Shares of Chinese Internet giant Tencent Holdings Ltd’s (騰訊) e-book arm, China Literature Ltd (閱文集團), yesterday surged more than 60 percent on their debut on the Hong Kong stock exchange, after raising US$1.1 billion in an initial public offering (IPO).
China Literature, the nation’s biggest online publishing business and Tencent’s answer to Amazon’s Kindle Store, opened at HK$90, 63.6 percent higher than its HK$55 IPO price, and shot up a further 14.3 percent to HK$102.9 in a little more than an hour of trading.
The company calls itself a “pioneer” of China’s online literature market, carrying 6.4 million writers and 9.6 million literary works.
Kingston Securities executive director of researcher Dickie Wong said that investors saw a lot of potential in China Literature and its prospects for growth.

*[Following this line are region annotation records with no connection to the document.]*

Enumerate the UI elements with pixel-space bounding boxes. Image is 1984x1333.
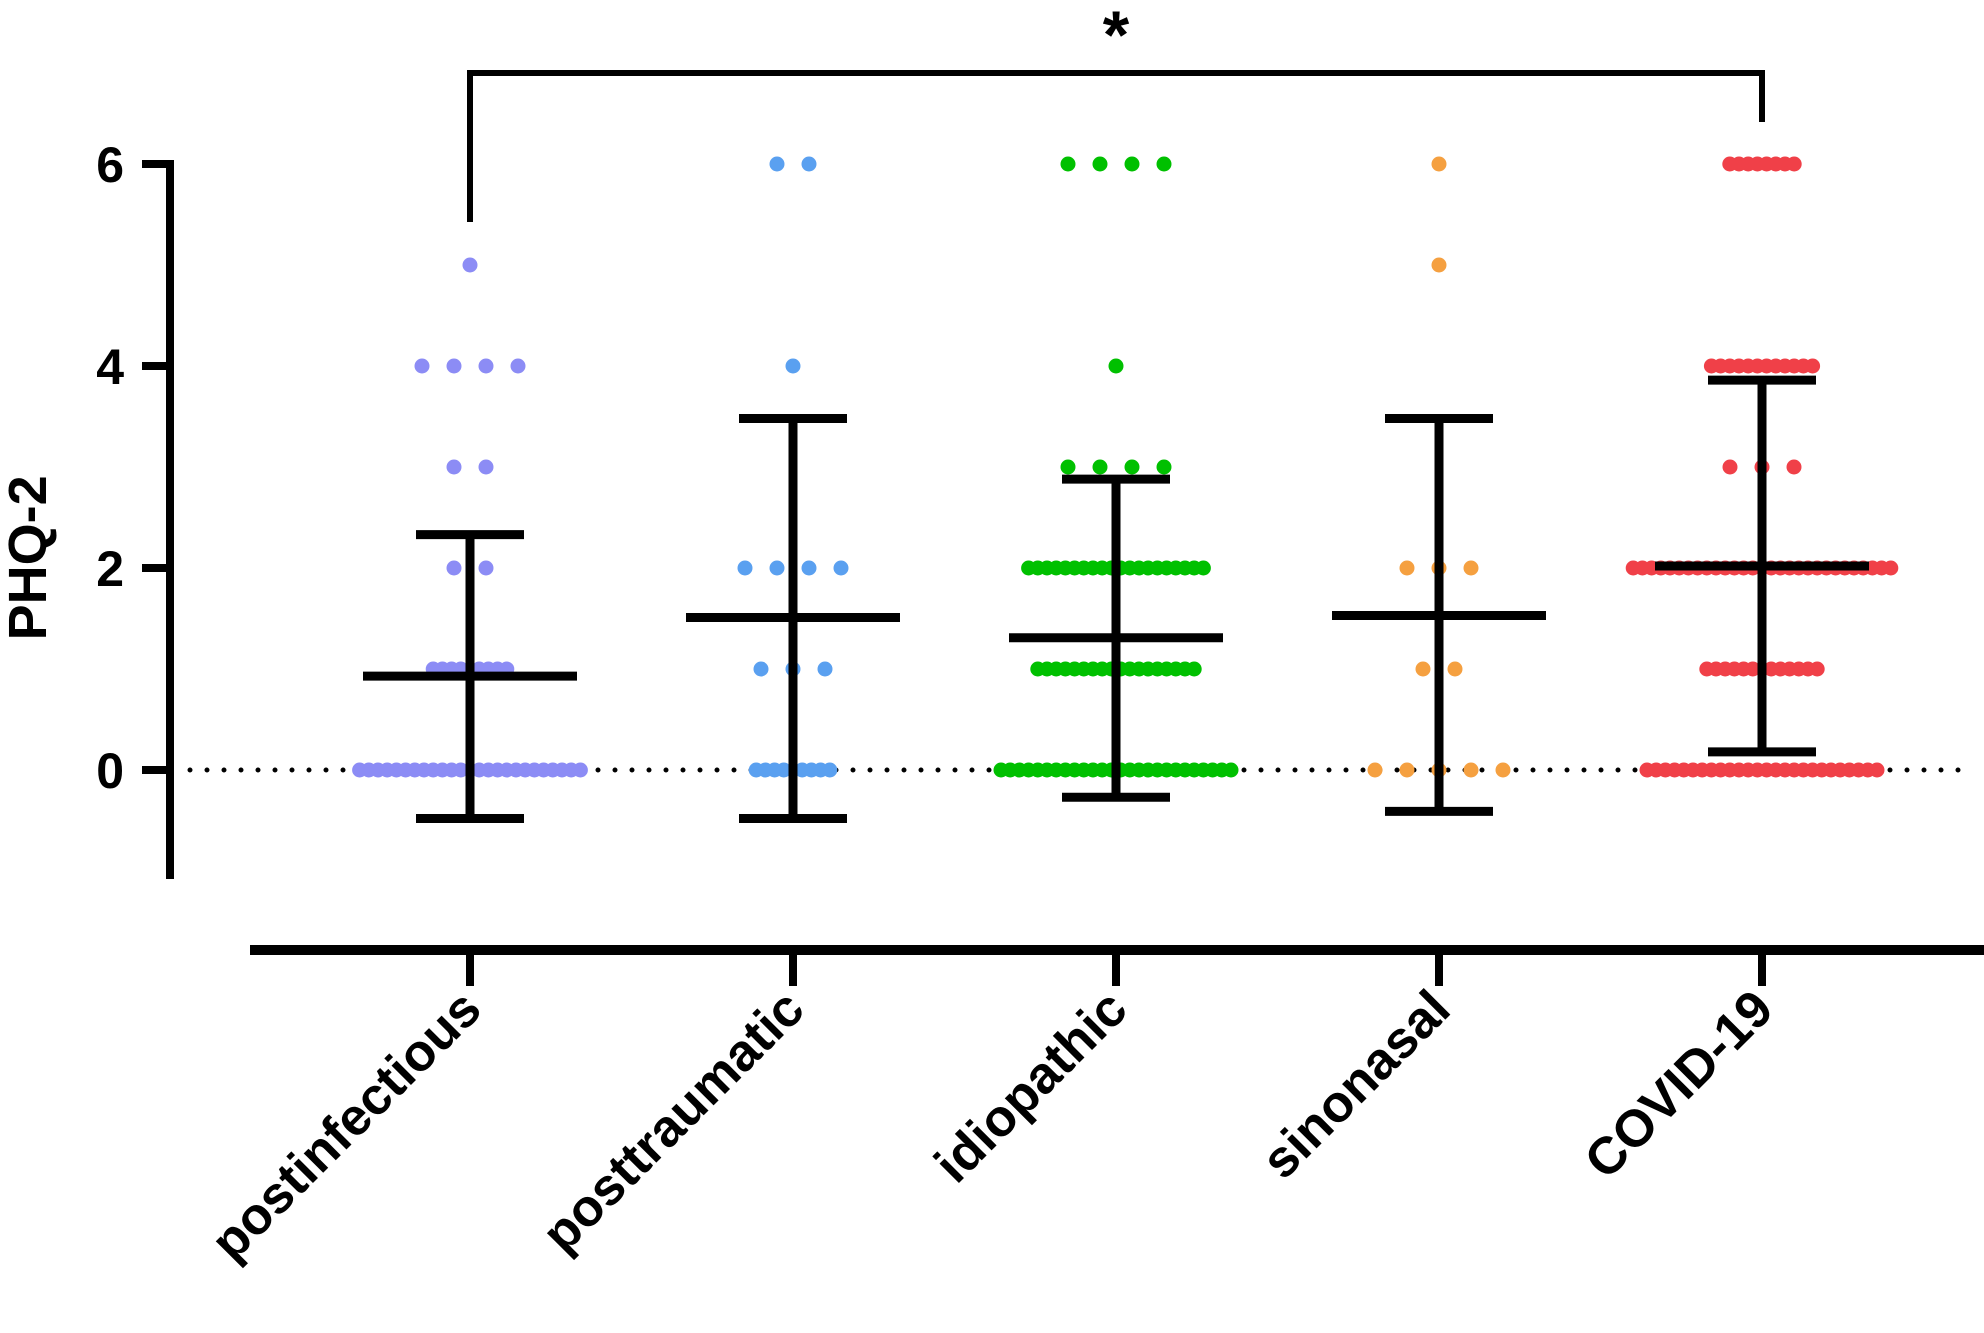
data-point-idiopathic-0 <box>1223 762 1239 778</box>
data-point-posttraumatic-1 <box>753 661 769 677</box>
data-point-postinfectious-2 <box>478 560 494 576</box>
data-point-posttraumatic-2 <box>769 560 785 576</box>
data-point-sinonasal-6 <box>1431 156 1447 172</box>
data-point-COVID-19-3 <box>1786 459 1802 475</box>
y-tick-label-6: 6 <box>96 137 124 193</box>
y-tick-label-4: 4 <box>96 339 124 395</box>
data-point-posttraumatic-4 <box>785 358 801 374</box>
data-point-idiopathic-2 <box>1195 560 1211 576</box>
y-tick-label-2: 2 <box>96 541 124 597</box>
data-point-COVID-19-4 <box>1805 358 1821 374</box>
data-point-postinfectious-4 <box>478 358 494 374</box>
x-tick-label-postinfectious: postinfectious <box>200 979 492 1271</box>
data-point-posttraumatic-0 <box>822 762 838 778</box>
x-tick-label-sinonasal: sinonasal <box>1251 979 1462 1190</box>
data-point-idiopathic-1 <box>1186 661 1202 677</box>
data-point-COVID-19-2 <box>1883 560 1899 576</box>
data-point-sinonasal-5 <box>1431 257 1447 273</box>
data-point-idiopathic-3 <box>1124 459 1140 475</box>
data-point-posttraumatic-2 <box>801 560 817 576</box>
data-point-COVID-19-0 <box>1869 762 1885 778</box>
data-point-postinfectious-4 <box>446 358 462 374</box>
data-point-postinfectious-5 <box>462 257 478 273</box>
data-point-postinfectious-3 <box>446 459 462 475</box>
data-point-sinonasal-2 <box>1463 560 1479 576</box>
data-point-posttraumatic-2 <box>833 560 849 576</box>
data-point-posttraumatic-1 <box>817 661 833 677</box>
data-point-idiopathic-3 <box>1092 459 1108 475</box>
data-point-idiopathic-4 <box>1108 358 1124 374</box>
data-point-idiopathic-6 <box>1156 156 1172 172</box>
data-point-postinfectious-3 <box>478 459 494 475</box>
labels-group: 0 2 4 6 PHQ-2 postinfectious posttraumatic idio… <box>0 137 1784 1272</box>
x-tick-label-COVID-19: COVID-19 <box>1574 979 1785 1190</box>
data-point-COVID-19-6 <box>1786 156 1802 172</box>
data-point-sinonasal-1 <box>1447 661 1463 677</box>
y-tick-label-0: 0 <box>96 743 124 799</box>
data-point-sinonasal-0 <box>1399 762 1415 778</box>
data-point-idiopathic-6 <box>1092 156 1108 172</box>
data-point-sinonasal-2 <box>1399 560 1415 576</box>
data-point-COVID-19-1 <box>1809 661 1825 677</box>
error-bars-group <box>363 375 1869 823</box>
data-point-sinonasal-0 <box>1463 762 1479 778</box>
data-point-idiopathic-6 <box>1124 156 1140 172</box>
data-point-posttraumatic-6 <box>769 156 785 172</box>
y-axis-label: PHQ-2 <box>0 475 58 640</box>
data-point-sinonasal-0 <box>1367 762 1383 778</box>
data-points-group <box>352 156 1899 778</box>
data-point-postinfectious-4 <box>414 358 430 374</box>
axes-group <box>142 160 1984 986</box>
x-tick-label-posttraumatic: posttraumatic <box>531 979 815 1263</box>
data-point-postinfectious-0 <box>572 762 588 778</box>
data-point-sinonasal-1 <box>1415 661 1431 677</box>
data-point-idiopathic-6 <box>1060 156 1076 172</box>
data-point-posttraumatic-2 <box>737 560 753 576</box>
data-point-postinfectious-2 <box>446 560 462 576</box>
data-point-posttraumatic-6 <box>801 156 817 172</box>
significance-label: * <box>1103 0 1130 73</box>
significance-bracket <box>467 70 1765 222</box>
significance-group: * <box>467 0 1765 222</box>
data-point-COVID-19-3 <box>1722 459 1738 475</box>
data-point-idiopathic-3 <box>1060 459 1076 475</box>
data-point-sinonasal-0 <box>1495 762 1511 778</box>
x-tick-label-idiopathic: idiopathic <box>924 979 1139 1194</box>
data-point-postinfectious-4 <box>510 358 526 374</box>
data-point-idiopathic-3 <box>1156 459 1172 475</box>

“I do see some of the authors, they can be very famous and some of their stories can become movies or soap operas and online games and cellphone games,” Wong said.

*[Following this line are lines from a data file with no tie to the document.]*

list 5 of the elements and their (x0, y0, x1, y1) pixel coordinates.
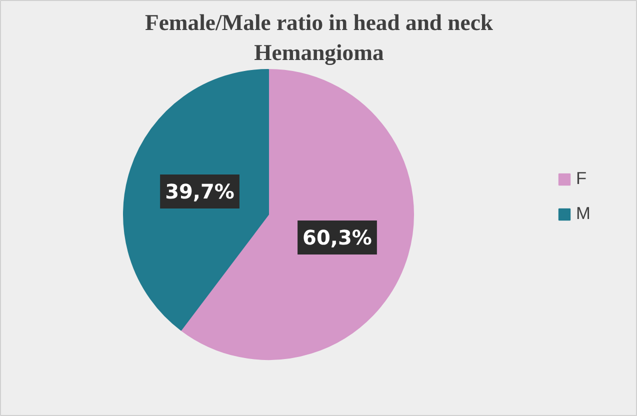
legend-label: F (576, 168, 588, 189)
chart-title: Female/Male ratio in head and neck Hemangioma (145, 10, 494, 65)
data-label: 39,7% (165, 179, 234, 204)
data-label: 60,3% (302, 226, 372, 250)
legend-label: M (576, 203, 592, 224)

Tencent owns 62 percent of the firm, formerly known as China Reading, which was created through a merger between the Internet giant’s online literature arm and another Chinese online publisher, Shanda Cloudary (盛大Cloudary).
The demand for Internet firms is very high in the territory, Huarong International Securities (華融國際金融) analyst Jackson Wong (黃志陽) said.

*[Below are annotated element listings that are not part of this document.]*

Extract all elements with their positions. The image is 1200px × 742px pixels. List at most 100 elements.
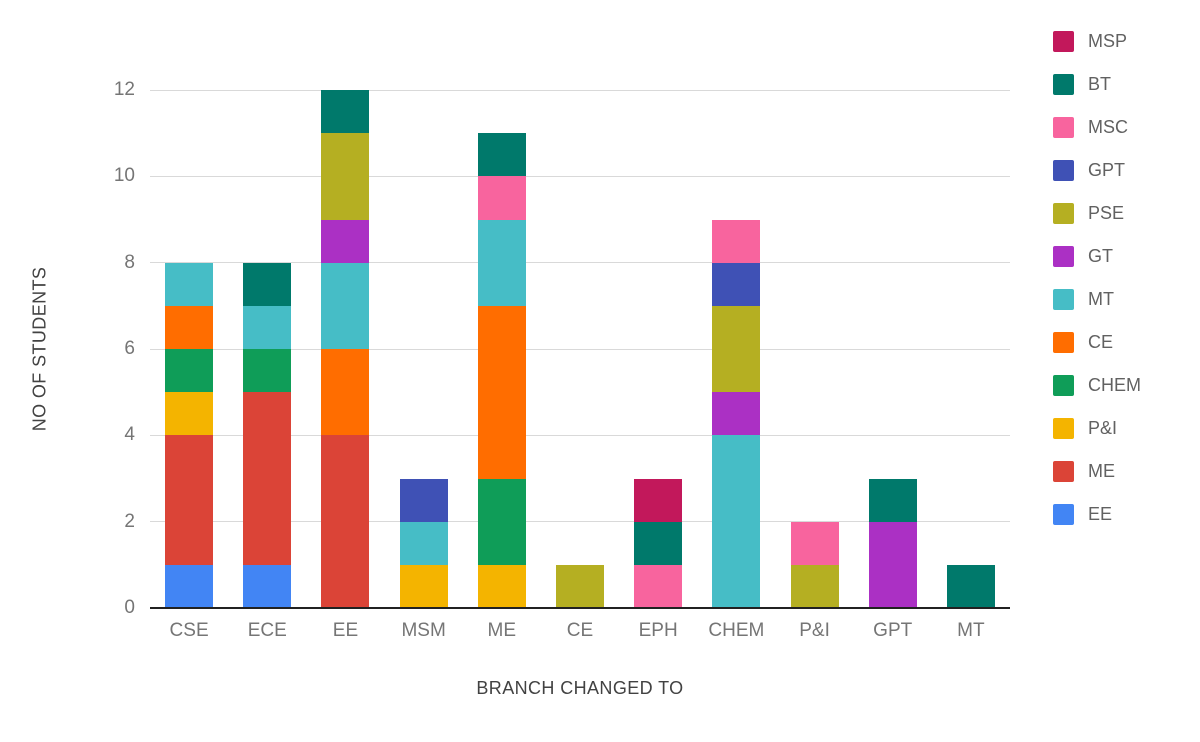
bar-segment-EE-BT: [321, 90, 370, 134]
x-tick-label-EPH: EPH: [638, 620, 678, 641]
bar-segment-EE-PSE: [321, 133, 370, 220]
legend-swatch-BT: [1053, 73, 1074, 95]
x-tick-label-CE: CE: [566, 620, 594, 641]
legend-label-CHEM: CHEM: [1088, 374, 1141, 395]
bar-segment-CHEM-MT: [712, 435, 761, 608]
legend-label-EE: EE: [1088, 503, 1113, 524]
bar-segment-ECE-EE: [243, 564, 292, 608]
legend-item-GT: GT: [1053, 245, 1141, 267]
y-tick-label-6: 6: [124, 338, 135, 359]
x-tick-label-P&I: P&I: [799, 620, 830, 641]
x-axis-tick-labels: CSE ECE EE MSM ME CE EPH CHEM P&I GPT MT: [150, 620, 1010, 646]
legend-item-MSC: MSC: [1053, 116, 1141, 138]
chart-legend: MSP BT MSC GPT PSE GT MT CE CHEM P&I ME EE: [1053, 30, 1141, 546]
legend-swatch-EE: [1053, 503, 1074, 525]
legend-item-GPT: GPT: [1053, 159, 1141, 181]
bar-segment-ME-CHEM: [477, 478, 526, 565]
legend-swatch-GT: [1053, 245, 1074, 267]
legend-item-ME: ME: [1053, 460, 1141, 482]
bar-segment-P&I-PSE: [790, 564, 839, 608]
bar-segment-CSE-MT: [165, 262, 214, 306]
legend-label-MSC: MSC: [1088, 116, 1128, 137]
bar-segment-ECE-CHEM: [243, 349, 292, 393]
y-tick-label-0: 0: [124, 597, 135, 618]
bar-segment-CHEM-MSC: [712, 219, 761, 263]
gridline-12: [150, 89, 1010, 91]
bar-segment-CSE-CHEM: [165, 349, 214, 393]
bar-segment-CSE-CE: [165, 305, 214, 349]
bar-segment-MT-BT: [946, 564, 995, 608]
bar-segment-MSM-GPT: [399, 478, 448, 522]
bar-segment-CE-PSE: [556, 564, 604, 608]
legend-item-EE: EE: [1053, 503, 1141, 525]
y-tick-label-4: 4: [124, 424, 135, 446]
gridline-10: [150, 175, 1010, 177]
gridline-2: [150, 521, 1010, 523]
legend-swatch-MSC: [1053, 116, 1074, 138]
bar-segment-EE-ME: [321, 435, 370, 608]
gridline-6: [150, 348, 1010, 350]
bar-segment-GPT-BT: [868, 478, 917, 522]
bar-segment-CSE-ME: [165, 435, 214, 565]
bar-segment-ME-MT: [477, 219, 526, 306]
x-tick-label-MSM: MSM: [401, 620, 446, 641]
bar-segment-EE-GT: [321, 219, 370, 263]
x-tick-label-CHEM: CHEM: [708, 620, 765, 641]
x-tick-label-CSE: CSE: [169, 620, 209, 641]
legend-swatch-ME: [1053, 460, 1074, 482]
bar-segment-EPH-MSP: [634, 478, 683, 522]
bar-segment-ECE-ME: [243, 392, 292, 565]
gridline-8: [150, 262, 1010, 264]
x-tick-label-EE: EE: [332, 620, 359, 641]
bar-segment-EPH-MSC: [634, 564, 683, 608]
y-tick-label-10: 10: [113, 165, 135, 187]
bar-segment-MSM-P&I: [399, 564, 448, 608]
legend-item-PSE: PSE: [1053, 202, 1141, 224]
x-tick-label-ME: ME: [487, 620, 517, 641]
x-tick-label-ECE: ECE: [247, 620, 287, 641]
y-tick-label-2: 2: [124, 510, 135, 532]
y-axis-title: NO OF STUDENTS: [29, 266, 50, 432]
bar-segment-ECE-BT: [243, 262, 292, 306]
legend-item-P&I: P&I: [1053, 417, 1141, 439]
gridline-4: [150, 434, 1010, 436]
bar-segment-CHEM-PSE: [712, 305, 761, 393]
x-axis-title: BRANCH CHANGED TO: [476, 678, 684, 698]
bar-segment-EE-MT: [321, 262, 370, 349]
legend-swatch-PSE: [1053, 202, 1074, 224]
bar-segment-CSE-EE: [165, 564, 214, 608]
legend-label-MT: MT: [1088, 288, 1114, 309]
bar-segment-CHEM-GT: [712, 392, 761, 436]
bar-segment-MSM-MT: [399, 521, 448, 565]
legend-label-GPT: GPT: [1088, 159, 1126, 180]
legend-label-P&I: P&I: [1088, 417, 1118, 438]
bar-segment-ECE-MT: [243, 305, 292, 349]
bar-segment-CSE-P&I: [165, 392, 214, 436]
bar-segment-ME-P&I: [477, 564, 526, 608]
legend-label-ME: ME: [1088, 460, 1115, 481]
legend-label-BT: BT: [1088, 73, 1112, 94]
bar-segment-EE-CE: [321, 349, 370, 436]
legend-item-CHEM: CHEM: [1053, 374, 1141, 396]
bar-segment-ME-BT: [477, 133, 526, 177]
y-axis-tick-labels: 0 2 4 6 8 10 12: [55, 79, 135, 618]
legend-item-MT: MT: [1053, 288, 1141, 310]
bar-segment-ME-MSC: [477, 176, 526, 220]
plot-area: [150, 89, 1010, 609]
legend-item-MSP: MSP: [1053, 30, 1141, 52]
y-tick-label-12: 12: [113, 79, 135, 100]
bar-segment-ME-CE: [477, 305, 526, 479]
y-tick-label-8: 8: [124, 251, 135, 273]
bar-segment-EPH-BT: [634, 521, 683, 565]
x-tick-label-MT: MT: [957, 620, 985, 641]
x-tick-label-GPT: GPT: [873, 620, 913, 641]
bar-segment-GPT-GT: [868, 521, 917, 608]
bar-segment-CHEM-GPT: [712, 262, 761, 306]
legend-swatch-CHEM: [1053, 374, 1074, 396]
legend-label-PSE: PSE: [1088, 202, 1125, 223]
legend-label-GT: GT: [1088, 245, 1113, 266]
legend-item-BT: BT: [1053, 73, 1141, 95]
legend-swatch-MT: [1053, 288, 1074, 310]
x-axis-baseline: [150, 607, 1010, 609]
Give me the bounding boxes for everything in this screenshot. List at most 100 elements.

“The concept that this kind of company will be the leader or changing people’s lives, I think this is creating a kind of hype,” he said, drawing parallels between Tencent’s rise and Amazon’s success.
The Shanghai-based firm is the fifth-largest IPO in the territory this year, according to Bloomberg News, as the Asian financial hub is increasingly becoming a destination for tech companies.
Popular selfie app developer Meitu Inc (美圖) debuted on the Hong Kong stock exchange in December last year after raising US$629 million in the largest IPO by a tech company in the territory in almost a decade.
Meitu targets teenagers and young adults who use the beautifying app to retouch selfie photos.
“I do think that in the future there would be more and more Internet-related companies listed in Hong Kong because they can see this time, especially with China Literature, they did quite well,” Dickie Wong said.
Video game accessories maker Razer is also looking to list in Hong Kong and is expected to raise at least US$400 million.